Using the same amount of data as for the speaker classifier, we labeled the voice clips by male and female by placing them into two separate folders. We generated dataframes from each folder and then concatenated (fancy term for putting together) them into a dataframe. We shuffled the data and reset the index to get a brand new dataframe of all the files with labeled gender data.
We used the same split and extracted the same features as our Urban Challenge NN model. We used the same configuration for our Feed Forward Neural Network and again, it only took 20 seconds to fit the model. We got an accuracy of 99.8% on our test data. Even though our model had never seen (or heard) our test data, it has been trained with data that contains the same people speaking, that is why our model is almost perfect. We taught the model which speaker was male and female and when we predicted new voice clips, it was almost perfect because it already knew the people. After considering this, we gathered more data. We collected 100 new voice clips from new people that our model had never heard before. We cleaned it in the same way and made predictions on it. We got 97% accuracy on our new test data from 100 never before heard speakers.
We have a good model but it is not almost perfect like the model for Speaker Classifier so we decided to do a CNN to see if we could improve our results.
Just like in the urban classifier problem, we created images from our data that we labeled and placed into local folders. We created the dataframes and used our function to create the images in a different folder to use with the Keras Generator. Since we are dealing with voice, we reduced the frequency of our audio clip images to only include frequencies from 50 Hz to 280 Hz. "The voiced speech of a typical adult male will have a fundamental frequency from 85 to 180 Hz, and that of a typical adult female from 165 to 255 Hz" (from https://en.wikipedia.org/wiki/Voice_frequency). We again used the same CNN configuration as before and fitted the model (which took a couple of hours). We got 97.7% accuracy on our test data. Remember we got 99.8% accuracy on our test data with our simple dense feed forward neural network so this was a little disappointing. We again, generated predictions on 100 new never before heard speakers and got 95% accuracy.

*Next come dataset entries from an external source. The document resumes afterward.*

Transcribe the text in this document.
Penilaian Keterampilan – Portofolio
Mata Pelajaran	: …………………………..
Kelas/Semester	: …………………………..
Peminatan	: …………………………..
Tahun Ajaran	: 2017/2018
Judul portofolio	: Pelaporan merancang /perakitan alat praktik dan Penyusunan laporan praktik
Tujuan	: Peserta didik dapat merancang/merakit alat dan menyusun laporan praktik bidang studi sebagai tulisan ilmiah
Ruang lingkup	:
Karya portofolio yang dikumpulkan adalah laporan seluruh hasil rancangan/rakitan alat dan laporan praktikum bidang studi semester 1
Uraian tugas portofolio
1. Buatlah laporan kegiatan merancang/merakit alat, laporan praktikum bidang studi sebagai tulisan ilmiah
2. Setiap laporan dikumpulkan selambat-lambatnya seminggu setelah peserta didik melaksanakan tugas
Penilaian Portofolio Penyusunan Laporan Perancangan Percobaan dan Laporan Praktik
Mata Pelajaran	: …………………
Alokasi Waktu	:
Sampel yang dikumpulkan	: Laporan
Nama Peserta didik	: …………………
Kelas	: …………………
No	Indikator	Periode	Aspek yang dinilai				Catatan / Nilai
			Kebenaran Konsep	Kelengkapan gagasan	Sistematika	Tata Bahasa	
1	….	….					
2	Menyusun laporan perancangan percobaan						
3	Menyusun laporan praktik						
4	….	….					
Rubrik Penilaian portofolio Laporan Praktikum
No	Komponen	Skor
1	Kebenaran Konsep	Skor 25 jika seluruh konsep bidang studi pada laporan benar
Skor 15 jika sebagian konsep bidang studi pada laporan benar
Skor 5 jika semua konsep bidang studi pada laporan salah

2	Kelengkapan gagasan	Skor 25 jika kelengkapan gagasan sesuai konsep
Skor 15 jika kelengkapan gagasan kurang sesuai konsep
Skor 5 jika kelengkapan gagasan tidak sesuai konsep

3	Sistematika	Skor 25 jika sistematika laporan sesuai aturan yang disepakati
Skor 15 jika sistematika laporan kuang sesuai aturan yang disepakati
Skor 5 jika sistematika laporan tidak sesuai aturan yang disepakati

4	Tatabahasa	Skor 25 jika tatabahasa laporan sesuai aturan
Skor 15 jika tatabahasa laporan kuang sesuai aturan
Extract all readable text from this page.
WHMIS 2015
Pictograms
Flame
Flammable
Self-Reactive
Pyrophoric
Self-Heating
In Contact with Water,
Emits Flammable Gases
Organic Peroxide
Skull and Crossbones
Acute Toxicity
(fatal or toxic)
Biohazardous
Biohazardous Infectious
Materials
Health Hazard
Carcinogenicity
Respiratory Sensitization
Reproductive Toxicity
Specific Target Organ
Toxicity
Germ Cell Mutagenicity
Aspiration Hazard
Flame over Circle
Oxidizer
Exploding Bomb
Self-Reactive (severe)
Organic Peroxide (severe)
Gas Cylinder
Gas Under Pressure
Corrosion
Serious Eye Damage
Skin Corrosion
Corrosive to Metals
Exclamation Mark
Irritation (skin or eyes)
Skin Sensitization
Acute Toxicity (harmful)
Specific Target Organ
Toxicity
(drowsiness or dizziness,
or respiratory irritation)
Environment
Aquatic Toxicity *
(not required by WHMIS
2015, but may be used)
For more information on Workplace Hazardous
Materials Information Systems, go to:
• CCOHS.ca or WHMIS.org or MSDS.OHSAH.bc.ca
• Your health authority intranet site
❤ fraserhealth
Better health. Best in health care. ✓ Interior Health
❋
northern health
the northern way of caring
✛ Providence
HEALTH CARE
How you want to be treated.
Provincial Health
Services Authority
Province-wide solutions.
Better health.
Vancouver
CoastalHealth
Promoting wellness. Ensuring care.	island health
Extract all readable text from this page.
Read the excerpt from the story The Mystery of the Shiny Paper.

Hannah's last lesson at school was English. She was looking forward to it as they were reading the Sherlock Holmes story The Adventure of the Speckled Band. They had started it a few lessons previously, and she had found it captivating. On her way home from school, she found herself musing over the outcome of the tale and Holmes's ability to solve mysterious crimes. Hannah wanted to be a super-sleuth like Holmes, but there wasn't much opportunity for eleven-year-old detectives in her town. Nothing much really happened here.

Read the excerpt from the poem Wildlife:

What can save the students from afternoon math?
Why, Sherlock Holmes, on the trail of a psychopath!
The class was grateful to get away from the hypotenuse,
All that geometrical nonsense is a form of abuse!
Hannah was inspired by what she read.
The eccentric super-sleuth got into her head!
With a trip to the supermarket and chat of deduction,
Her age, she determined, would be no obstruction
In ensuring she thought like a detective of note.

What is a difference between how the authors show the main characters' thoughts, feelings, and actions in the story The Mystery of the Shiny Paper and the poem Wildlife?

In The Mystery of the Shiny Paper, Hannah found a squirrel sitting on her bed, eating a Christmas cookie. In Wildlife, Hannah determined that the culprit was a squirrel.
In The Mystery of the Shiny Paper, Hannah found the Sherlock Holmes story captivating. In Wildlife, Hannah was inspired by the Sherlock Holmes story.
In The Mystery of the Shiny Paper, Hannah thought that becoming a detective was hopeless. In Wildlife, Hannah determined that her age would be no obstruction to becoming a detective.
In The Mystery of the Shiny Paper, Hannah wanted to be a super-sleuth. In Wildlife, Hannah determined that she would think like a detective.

We could combine these two models with a voting classifier and get a better accuracy or train the models with more data to make them more accurate but we have a time constraint and want to implement this model to be able to use it for an interactive demonstration and the CNN model's process takes too long. It takes a long time to create the images and also to fit the model so we will use the NN with 97% accuracy since it is fast and accurate.
-
We would like to gridsearch over the best parameters on our CNN and see if we could get the same or better accuracy than our Dense Layered Neural Network. This could also be done by uploading the data and using Google Colab since they provide free GPU usage that make Neural Networks run considerably much faster. If your laptop takes 4 hours to fit a neural network, Google Colab can probably do it in 15 minutes. If Google Colab sounds interesting, I recommend reading this blog post from my friend and colleague Brenda Hali about Google Colab: https://towardsdatascience.com/google-colab-jupyter-lab-on-steroids-perfect-for-deep-learning-cdddc174d77a.
-
We would like to try CNN models with all the different kinds of images that librosa provides from audio files and see which kind of images give better predictions.
-
We would like to add more training data to see if we can get better results in the speaker's gender classifier. We had to label the data by hand and this was time consuming. With more data we can probably have more accurate models.
-
We would also like to fit a Recurrent Neural Network and see how accurate it is since they are good with time series data and voice clips are basically time series.
Datasets:
https://drive.google.com/drive/folders/0By0bAi7hOBAFUHVXd1JCN3MwTEU.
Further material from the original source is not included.